An asynchronous web scraper that collects job postings from various online platforms into a PostgreSQL database using tailored scraping strategies.

Primary LanguagePythonOtherNOASSERTION

JobsCrawler


License

CC BY-NC-SA 4.0

This work is licensed under a Creative Commons Attribution-NonCommercial-ShareAlike 4.0 International License.

CC BY-NC-SA 4.0


Project Overview

JobsCrawler is designed to aggregate job listings from a variety of sources including job boards, custom RSS feeds, and traditional APIs. It utilizes a combination of Selenium, BeautifulSoup (bs4), custom RSS readers, and direct API calls with the requests library to scrape job postings and save them to a PostgreSQL database, either locally or managed.

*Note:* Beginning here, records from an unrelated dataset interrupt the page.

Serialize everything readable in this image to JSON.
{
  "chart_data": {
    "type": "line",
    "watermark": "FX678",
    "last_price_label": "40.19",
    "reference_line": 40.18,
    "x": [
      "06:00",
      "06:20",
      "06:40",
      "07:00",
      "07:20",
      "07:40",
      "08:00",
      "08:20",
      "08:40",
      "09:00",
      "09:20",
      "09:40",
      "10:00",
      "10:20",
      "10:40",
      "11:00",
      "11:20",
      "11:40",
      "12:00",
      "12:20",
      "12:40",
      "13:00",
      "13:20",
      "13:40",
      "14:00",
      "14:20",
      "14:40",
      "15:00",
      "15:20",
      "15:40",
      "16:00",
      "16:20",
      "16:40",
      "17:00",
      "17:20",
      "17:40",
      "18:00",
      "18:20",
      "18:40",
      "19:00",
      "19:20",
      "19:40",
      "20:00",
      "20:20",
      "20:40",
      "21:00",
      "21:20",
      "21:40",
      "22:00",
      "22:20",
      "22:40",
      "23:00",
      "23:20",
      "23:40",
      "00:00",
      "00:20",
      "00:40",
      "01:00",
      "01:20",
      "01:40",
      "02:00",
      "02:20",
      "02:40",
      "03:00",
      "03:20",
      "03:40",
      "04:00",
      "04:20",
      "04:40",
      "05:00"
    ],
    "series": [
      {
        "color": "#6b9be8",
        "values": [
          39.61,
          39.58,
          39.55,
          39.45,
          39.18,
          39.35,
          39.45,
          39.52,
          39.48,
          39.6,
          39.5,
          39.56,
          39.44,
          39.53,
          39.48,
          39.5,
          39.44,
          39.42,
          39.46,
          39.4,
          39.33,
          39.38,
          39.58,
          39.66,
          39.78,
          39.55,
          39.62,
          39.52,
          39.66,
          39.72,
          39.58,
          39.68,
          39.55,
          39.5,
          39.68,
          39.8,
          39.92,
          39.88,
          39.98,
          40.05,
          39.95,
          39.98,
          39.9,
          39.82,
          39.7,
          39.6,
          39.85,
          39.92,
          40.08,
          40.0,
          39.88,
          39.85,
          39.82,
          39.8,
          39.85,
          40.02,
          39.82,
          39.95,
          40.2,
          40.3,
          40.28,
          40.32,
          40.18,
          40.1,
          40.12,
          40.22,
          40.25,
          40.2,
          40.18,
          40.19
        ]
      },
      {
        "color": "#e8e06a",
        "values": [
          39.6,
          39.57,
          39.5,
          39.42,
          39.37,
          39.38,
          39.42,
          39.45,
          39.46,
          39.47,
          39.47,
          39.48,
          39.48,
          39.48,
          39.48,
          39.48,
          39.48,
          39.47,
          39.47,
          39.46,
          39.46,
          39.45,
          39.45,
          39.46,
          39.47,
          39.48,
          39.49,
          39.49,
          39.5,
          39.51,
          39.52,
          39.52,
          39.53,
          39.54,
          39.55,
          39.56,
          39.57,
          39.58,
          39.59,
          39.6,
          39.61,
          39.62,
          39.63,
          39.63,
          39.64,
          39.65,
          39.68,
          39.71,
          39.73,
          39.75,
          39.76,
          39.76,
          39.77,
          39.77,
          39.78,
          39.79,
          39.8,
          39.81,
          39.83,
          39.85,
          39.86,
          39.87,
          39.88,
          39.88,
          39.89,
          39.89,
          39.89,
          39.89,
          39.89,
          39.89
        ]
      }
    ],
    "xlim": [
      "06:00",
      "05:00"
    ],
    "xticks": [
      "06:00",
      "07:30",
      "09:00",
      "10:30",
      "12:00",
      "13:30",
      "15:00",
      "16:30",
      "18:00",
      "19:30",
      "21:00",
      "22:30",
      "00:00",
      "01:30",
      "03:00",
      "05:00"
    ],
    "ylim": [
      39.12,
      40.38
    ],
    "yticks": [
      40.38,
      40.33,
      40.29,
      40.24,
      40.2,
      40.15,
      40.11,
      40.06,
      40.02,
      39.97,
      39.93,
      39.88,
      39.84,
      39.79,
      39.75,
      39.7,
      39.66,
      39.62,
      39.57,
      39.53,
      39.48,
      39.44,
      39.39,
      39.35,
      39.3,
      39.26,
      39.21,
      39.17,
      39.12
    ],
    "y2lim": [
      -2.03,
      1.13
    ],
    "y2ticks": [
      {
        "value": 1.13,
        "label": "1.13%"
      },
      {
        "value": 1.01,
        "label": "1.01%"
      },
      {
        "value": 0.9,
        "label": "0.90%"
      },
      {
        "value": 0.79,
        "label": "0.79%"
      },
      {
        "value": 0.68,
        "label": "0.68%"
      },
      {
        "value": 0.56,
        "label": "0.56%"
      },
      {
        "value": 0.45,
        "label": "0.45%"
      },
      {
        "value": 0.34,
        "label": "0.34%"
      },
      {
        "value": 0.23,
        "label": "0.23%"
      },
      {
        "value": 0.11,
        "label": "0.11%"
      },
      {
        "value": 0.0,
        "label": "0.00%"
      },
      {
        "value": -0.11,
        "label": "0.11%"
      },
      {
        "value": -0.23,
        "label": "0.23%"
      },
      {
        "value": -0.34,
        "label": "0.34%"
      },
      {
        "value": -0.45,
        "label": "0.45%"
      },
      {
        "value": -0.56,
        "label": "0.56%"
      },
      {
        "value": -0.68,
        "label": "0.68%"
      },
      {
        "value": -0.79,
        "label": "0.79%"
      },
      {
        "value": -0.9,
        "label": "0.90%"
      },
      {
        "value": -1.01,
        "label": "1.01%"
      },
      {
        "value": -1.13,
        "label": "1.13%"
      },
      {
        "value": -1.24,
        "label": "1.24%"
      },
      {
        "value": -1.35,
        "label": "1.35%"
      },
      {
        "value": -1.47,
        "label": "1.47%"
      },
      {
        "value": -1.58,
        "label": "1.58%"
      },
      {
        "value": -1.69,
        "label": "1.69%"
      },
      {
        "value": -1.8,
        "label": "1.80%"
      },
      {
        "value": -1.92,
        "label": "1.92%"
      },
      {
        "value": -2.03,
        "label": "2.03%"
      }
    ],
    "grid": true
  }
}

The project operates asynchronously, with each tool having its own unique strategy implemented in separate async files. These strategies are orchestrated together in main.py.

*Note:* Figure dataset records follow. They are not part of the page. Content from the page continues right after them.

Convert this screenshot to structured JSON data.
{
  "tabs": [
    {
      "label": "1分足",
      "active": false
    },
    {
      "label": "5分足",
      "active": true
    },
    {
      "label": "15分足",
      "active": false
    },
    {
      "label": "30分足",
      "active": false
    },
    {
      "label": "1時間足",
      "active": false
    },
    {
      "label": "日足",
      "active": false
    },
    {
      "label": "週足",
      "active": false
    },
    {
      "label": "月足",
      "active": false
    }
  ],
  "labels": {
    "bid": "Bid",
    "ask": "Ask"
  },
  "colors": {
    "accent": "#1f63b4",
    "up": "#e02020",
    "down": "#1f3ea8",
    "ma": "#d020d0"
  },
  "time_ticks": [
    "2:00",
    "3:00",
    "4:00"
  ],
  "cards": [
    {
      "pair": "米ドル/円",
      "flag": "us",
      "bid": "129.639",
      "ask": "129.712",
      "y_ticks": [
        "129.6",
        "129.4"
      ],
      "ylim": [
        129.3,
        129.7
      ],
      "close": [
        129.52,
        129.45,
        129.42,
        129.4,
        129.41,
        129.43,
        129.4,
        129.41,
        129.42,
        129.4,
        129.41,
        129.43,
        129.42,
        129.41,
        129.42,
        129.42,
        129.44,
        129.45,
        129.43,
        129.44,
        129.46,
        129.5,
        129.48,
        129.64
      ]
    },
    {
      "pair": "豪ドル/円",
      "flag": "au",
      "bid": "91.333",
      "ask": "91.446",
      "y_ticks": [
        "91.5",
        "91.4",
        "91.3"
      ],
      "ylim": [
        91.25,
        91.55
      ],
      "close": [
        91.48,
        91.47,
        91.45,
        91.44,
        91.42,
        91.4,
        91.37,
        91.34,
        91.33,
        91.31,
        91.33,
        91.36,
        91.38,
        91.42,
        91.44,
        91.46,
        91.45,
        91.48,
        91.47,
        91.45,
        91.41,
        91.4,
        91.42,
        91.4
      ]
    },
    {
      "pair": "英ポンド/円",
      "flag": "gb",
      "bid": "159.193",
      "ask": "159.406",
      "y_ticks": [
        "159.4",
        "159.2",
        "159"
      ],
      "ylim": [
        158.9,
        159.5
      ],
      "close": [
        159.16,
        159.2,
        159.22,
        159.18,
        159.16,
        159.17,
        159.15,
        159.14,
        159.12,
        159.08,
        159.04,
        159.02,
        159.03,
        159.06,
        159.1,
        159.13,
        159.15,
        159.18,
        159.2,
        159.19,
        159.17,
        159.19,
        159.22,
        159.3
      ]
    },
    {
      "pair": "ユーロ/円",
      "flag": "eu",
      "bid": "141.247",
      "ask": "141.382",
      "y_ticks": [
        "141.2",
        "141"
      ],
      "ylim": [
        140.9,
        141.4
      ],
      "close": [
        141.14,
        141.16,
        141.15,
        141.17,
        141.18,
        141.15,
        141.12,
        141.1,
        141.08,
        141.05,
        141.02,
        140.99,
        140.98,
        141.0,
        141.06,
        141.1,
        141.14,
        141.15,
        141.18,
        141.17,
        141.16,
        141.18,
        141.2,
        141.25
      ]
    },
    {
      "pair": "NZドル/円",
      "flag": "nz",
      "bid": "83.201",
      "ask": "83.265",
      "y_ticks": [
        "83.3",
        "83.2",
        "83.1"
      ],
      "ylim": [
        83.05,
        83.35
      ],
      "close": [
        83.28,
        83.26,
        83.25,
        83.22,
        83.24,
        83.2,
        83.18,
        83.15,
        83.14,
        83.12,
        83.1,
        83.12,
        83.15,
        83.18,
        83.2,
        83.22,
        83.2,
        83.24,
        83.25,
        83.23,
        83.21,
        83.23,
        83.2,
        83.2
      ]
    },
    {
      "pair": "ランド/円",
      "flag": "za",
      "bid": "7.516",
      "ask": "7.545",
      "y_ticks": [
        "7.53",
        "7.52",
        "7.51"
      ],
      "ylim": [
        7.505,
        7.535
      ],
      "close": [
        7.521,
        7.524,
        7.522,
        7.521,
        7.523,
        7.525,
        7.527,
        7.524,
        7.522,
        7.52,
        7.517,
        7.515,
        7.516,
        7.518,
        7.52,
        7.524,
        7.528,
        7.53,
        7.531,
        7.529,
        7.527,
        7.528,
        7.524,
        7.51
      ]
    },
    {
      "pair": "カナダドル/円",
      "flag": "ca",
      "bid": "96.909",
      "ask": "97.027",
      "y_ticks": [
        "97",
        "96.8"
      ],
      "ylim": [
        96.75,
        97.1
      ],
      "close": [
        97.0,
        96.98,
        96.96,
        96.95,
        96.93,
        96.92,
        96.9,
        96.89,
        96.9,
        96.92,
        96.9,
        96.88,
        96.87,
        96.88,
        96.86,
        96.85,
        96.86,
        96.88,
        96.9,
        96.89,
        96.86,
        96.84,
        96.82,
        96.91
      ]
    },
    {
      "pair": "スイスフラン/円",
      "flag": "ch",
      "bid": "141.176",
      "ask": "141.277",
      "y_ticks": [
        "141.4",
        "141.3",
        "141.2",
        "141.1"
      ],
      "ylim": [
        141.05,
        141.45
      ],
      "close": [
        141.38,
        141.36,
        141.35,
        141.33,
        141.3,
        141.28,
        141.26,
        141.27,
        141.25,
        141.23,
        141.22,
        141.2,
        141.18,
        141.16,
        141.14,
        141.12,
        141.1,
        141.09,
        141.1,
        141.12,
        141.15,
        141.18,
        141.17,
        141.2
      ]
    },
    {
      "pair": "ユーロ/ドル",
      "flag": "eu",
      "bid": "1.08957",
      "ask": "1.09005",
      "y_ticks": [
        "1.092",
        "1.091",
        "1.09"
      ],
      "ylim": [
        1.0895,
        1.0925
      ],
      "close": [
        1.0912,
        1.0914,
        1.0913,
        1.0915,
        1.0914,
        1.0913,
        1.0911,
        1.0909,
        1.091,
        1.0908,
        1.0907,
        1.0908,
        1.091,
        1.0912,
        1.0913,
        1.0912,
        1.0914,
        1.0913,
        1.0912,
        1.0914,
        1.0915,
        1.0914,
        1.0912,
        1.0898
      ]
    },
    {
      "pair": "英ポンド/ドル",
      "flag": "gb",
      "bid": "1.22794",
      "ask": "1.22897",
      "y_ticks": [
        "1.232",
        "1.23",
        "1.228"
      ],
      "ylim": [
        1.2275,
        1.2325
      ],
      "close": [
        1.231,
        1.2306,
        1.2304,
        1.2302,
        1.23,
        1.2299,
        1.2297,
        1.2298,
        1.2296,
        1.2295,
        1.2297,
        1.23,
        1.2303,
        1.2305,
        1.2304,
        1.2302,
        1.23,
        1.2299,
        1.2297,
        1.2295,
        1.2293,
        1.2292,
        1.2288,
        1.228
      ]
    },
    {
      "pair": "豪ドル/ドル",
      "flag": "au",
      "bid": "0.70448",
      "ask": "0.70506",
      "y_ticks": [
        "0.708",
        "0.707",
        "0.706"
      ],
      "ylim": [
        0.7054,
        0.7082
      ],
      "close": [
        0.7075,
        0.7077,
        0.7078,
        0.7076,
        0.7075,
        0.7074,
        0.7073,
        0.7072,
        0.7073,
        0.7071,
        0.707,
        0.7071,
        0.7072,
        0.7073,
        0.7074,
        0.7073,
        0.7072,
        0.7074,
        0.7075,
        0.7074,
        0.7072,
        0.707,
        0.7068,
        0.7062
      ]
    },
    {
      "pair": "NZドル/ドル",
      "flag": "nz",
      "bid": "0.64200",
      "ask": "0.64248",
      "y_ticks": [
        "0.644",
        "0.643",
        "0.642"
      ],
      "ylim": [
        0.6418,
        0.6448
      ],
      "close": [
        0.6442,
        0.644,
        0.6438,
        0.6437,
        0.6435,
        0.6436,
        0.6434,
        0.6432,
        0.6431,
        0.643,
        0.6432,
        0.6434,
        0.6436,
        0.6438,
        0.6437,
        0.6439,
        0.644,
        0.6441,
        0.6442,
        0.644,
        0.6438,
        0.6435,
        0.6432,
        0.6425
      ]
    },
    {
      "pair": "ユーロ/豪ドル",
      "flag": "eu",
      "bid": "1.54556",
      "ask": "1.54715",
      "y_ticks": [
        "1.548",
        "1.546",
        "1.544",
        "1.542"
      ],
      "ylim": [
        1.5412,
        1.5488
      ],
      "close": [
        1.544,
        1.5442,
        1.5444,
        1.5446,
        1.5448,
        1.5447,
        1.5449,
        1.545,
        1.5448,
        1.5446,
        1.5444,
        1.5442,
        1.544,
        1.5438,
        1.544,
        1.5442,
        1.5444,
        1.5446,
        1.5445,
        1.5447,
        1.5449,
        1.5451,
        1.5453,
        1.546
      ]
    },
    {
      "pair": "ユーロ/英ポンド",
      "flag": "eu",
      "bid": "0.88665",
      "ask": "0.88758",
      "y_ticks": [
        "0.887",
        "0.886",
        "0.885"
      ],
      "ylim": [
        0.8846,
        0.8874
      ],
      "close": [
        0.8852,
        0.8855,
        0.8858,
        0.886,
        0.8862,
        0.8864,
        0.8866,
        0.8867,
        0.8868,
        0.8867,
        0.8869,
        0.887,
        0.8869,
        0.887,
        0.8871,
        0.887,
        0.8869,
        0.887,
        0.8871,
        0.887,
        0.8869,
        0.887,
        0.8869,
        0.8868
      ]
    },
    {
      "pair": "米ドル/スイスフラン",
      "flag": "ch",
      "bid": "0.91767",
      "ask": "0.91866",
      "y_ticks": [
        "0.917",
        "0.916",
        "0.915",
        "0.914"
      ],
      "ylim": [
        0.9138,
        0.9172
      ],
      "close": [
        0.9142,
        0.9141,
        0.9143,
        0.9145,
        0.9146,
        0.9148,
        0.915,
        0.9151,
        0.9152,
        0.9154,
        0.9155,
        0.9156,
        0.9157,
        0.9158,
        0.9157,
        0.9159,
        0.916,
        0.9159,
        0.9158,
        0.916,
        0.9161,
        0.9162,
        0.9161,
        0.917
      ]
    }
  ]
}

This project focuses on embedding the results from each module and offers improved modularity. Notably, this branch can be implemented out of the box for Retrieval-Augmented Generation (RAG).

Table of Contents


How It Works

Each module within JobsCrawler is configured with two JSON schemas: prod and test. These schemas define the parameters for the scraping process, such as CSS selectors, the strategy to be used, and the number of pages to crawl. Here is an example JSON object for the site 4dayweek.io:

{
    "name": "https://4dayweek.io",
    "url": "https://4dayweek.io/remote-jobs/fully-remote/?page=",
    "pages_to_crawl": 1,
    "start_point": 1,
    "strategy": "container",
    "follow_link": "yes",
    "inner_link_tag": ".row.job-content-wrapper .col-sm-8.cols.hero-left",
    "elements_path": [
        {
            "jobs_path": ".row.jobs-list",
            "title_path": ".row.job-tile-title",
            "link_path": ".row.job-tile-title h3 a",
            "location_path": ".job-tile-tags .remote-country",
            "description_path": ".job-tile-tags .tile-salary"
        }
    ]
}
  • To add a new website to the crawler, create a corresponding JSON object with the required parameters.
  • For testing, set pipeline=TEST to ensure the correct data is being scraped, and save the schema to the appropriate JSON file (e.g., bs4_test.json).
  • Before running any tests, ensure that your environment variables are correctly set up.
  • For debugging, enable logging as there are numerous log statements placed at common breakpoints.
  • Typically, each batch of data is saved in a CSV file for manual inspection, aiding in data cleaning.

Quickstart - Main Branch

To get started with the main branch:

  1. Ensure you have Python and pip installed.
  2. Clone the repository and navigate to the project directory.
  3. Install the required dependencies using pip: pip install -r requirements.txt
  4. Set up your .env file based on the .env.example provided.